M. Braam, F. Beyrich, J. Bange, A. Platis, S. Martin, B. Maronga, A.F. Moene

Research output: Contribution to journalArticleAcademicpeer-review

8 Citations (Scopus)

Abstract

We elaborate on the preliminary results presented in Beyrich et al. (in Boundary-Layer Meteorol 144:83–112, 2012), who compared the structure parameter of temperature ($${C_{T}^2}_{}$$) obtained with the unmanned meteorological mini aerial vehicle ($$\text{ M }^{2}\text{ AV }$$) versus $${C_{T}^2}_{}$$ obtained with two large-aperture scintillometers (LASs) for a limited dataset from one single experiment (LITFASS-2009). They found that $${C_{T}^2}_{}$$ obtained from the $$\text{ M }^{2}\text{ AV }$$ data is significantly larger than that obtained from the LAS data. We investigate if similar differences can be found for the flights on the other six days during LITFASS-2009 and LITFASS-2010, and whether these differences can be reduced or explained through a more elaborate processing of both the LAS data and the $$\text{ M }^{2}\text{ AV }$$ data.
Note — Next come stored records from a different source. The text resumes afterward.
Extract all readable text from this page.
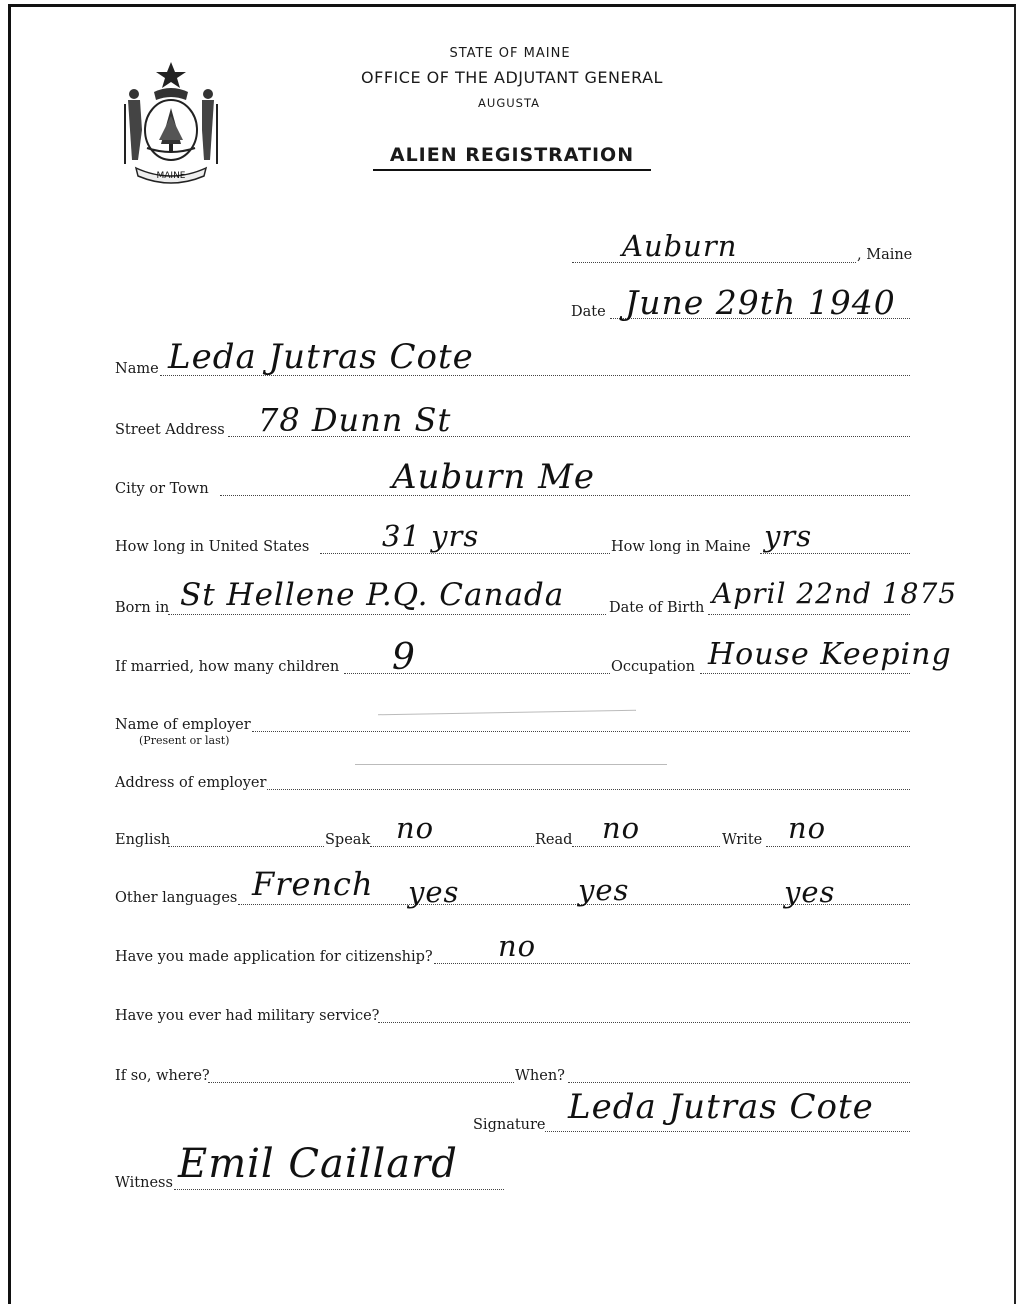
MAINE
STATE OF MAINE
OFFICE OF THE ADJUTANT GENERAL
AUGUSTA
ALIEN REGISTRATION
Auburn	, Maine
Date June 29th 1940
Name Leda Jutras Cote
Street Address 78 Dunn St
City or Town	Auburn Me
How long in United States	31 yrs	How long in Maine yrs
Born in St Hellene P.Q. Canada	Date of Birth April 22nd 1875
If married, how many children 9	Occupation House Keeping
Name of employer
(Present or last)
Address of employer
English	Speak no	Read no	Write no
Other languages French yes	yes	yes
Have you made application for citizenship? no
Have you ever had military service?
If so, where?	When?
Signature Leda Jutras Cote
Witness Emil Caillard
This processing includes different corrections and measures to reduce the differences between the spatial and temporal averaging of the datasets. We conclude that the differences reported in Beyrich et al. can be found for other days as well. For the LAS-derived values the additional processing steps that have the largest effect are the saturation correction and the humidity correction. For the $$\text{ M }^{2}\text{ AV }$$-derived values the most important step is the application of the scintillometer path-weighting function. Using the true air speed of the $$\text{ M }^{2}\text{ AV }$$ to convert from a temporal to a spatial structure function rather than the ground speed (as in Beyrich et al.) does not change the mean discrepancy, but it does affect $${C_{T}^2}_{}$$ values for individual flights. To investigate whether $${C_{T}^2}_{}$$ derived from the $$\text{ M }^{2}\text{ AV }$$ data depends on the fact that the underlying temperature dataset combines spatial and temporal sampling, we used large-eddy simulation data to analyze $${C_{T}^2}_{}$$ from virtual flights with different mean ground speeds. This analysis shows that $${C_{T}^2}_{}$$ does only slightly depends on the true air speed when averaged over many flights.